The fire marshal stepped closer. “How did you put the fires out so quickly?”
Michael opened his mouth to respond, but Hannah squeezed his hand, hard. “Don’t answer that.”
Michael blinked. She’d asked him pretty much the same thing. “I—I . . . what?”
Her tone was even. “He’s not being nice. He’s trying to interrogate you.”
The fire marshal barely spared her a glance. His attitude didn’t change; it was still official, reassuring. “Hannah, why don’t you let me speak with Michael privately?”
“Why, so you can try to trap him with questions?”
“No, so I can spare him a trip in a squad car and his brothers a night with DFS.”
Michael straightened. DFS was the Department of Family Services.
“What does that mean?” He suddenly wanted out of this ambulance, as if social workers had secreted his brothers away already. Tension held him rigid, and the only thing keeping him sitting here was the knowledge that acting like a panicked freak would do more harm than good.
“It means if I take you in for questioning, I’m responsible for making sure your brothers are taken care of.”

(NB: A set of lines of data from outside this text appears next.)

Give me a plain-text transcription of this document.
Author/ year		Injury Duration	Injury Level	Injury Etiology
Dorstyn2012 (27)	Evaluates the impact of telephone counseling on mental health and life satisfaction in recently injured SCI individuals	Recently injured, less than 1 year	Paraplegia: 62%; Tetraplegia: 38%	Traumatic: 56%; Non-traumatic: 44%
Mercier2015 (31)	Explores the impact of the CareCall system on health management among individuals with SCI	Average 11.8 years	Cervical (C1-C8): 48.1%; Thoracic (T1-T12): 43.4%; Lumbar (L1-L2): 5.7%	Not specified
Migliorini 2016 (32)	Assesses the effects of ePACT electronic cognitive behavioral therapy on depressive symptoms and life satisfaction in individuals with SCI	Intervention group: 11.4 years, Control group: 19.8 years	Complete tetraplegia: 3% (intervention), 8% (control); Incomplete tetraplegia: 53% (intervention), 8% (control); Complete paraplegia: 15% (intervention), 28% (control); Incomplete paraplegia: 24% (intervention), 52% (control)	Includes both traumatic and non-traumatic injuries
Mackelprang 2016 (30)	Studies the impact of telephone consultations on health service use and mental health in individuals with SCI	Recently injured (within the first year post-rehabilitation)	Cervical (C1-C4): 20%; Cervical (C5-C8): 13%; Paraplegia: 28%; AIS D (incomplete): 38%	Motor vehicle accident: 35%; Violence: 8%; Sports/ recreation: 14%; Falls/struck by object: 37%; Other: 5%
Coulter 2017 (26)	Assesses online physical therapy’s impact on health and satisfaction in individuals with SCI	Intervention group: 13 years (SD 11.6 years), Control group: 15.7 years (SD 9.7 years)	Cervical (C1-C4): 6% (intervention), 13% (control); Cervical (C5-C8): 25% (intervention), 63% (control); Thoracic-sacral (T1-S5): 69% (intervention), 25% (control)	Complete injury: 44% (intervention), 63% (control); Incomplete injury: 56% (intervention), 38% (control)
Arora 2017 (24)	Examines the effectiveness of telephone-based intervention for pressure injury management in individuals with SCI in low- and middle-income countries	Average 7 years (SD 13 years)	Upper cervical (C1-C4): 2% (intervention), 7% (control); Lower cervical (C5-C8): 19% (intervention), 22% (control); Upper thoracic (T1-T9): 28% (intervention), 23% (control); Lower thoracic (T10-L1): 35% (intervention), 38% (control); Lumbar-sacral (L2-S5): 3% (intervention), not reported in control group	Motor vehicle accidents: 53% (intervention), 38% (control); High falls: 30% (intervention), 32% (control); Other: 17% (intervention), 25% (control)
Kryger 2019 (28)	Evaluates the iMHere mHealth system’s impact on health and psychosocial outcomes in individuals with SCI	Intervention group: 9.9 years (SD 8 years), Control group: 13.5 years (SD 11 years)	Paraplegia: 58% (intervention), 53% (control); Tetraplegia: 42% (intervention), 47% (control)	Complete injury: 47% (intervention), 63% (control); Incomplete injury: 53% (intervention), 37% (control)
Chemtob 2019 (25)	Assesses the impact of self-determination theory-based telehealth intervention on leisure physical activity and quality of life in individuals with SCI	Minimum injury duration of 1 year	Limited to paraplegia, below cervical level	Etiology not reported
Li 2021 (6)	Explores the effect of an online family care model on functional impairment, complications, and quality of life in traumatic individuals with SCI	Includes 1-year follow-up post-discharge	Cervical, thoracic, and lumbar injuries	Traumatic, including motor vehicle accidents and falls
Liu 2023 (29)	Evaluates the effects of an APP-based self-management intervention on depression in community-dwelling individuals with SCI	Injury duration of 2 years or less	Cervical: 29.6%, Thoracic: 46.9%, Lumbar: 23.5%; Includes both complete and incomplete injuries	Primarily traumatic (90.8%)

“We just dragged him out of his house, unconscious,” Hannah said. “Why don’t you find someone else to question?”
“There is no one else right now, Hannah.”
The words hung there in space for a moment, and Michael flinched, realizing what that meant.
The fire marshal continued, “I had one of your brothers under arrest a month ago. Should I have kept him that way?”
“My brother didn’t do this.”
“Then help me prove it. Answer my questions. Take a walk through your house with me.”
Michael hesitated. The night had been too long, the events too quick to string together. He needed an hour to sit down and think.
Marshal Faulkner took a step closer. “A rookie cop could put two and two together on this one, Mike. Your brother was a prime arson suspect a month ago—and while he ended up with a rock-solid alibi during interrogation, you didn’t. Your house is the only one still standing. They’re talking about bringing in bomb dogs to see if that earthquake was really a natural occurrence. I’m not trying to rough you up here, but I need something that doesn’t look so damning or I’m going to have to drag you in on principle.”
Michael looked away. Didn’t an officer need a warrant to search the house? Should he be calling a lawyer? Could he even get one at three in the morning?
When his parents died, they sure hadn’t left a manual.
Chapter Three: When You’re Suspected of Criminal Wrongdoing.
Wind sliced into the ambulance, biting through his damp clothes. He shivered.
A terrible, dark part of his brain wanted to start shouting. Yes. I’m guilty. I should have stopped this. Instead, I made it worse.
He swallowed, and his throat was so tight that it hurt.
The fire marshal hadn’t looked away. “If you want me to get a warrant, fine, I’ll get one. But if you’re not doing anything wrong, then what’s the big deal?”
Michael rubbed at his temples. Maybe if they went in the house, he could choke down half a bottle of aspirin. Or a whole bottle of whiskey. “Fine. Whatever. Let’s get this over with.”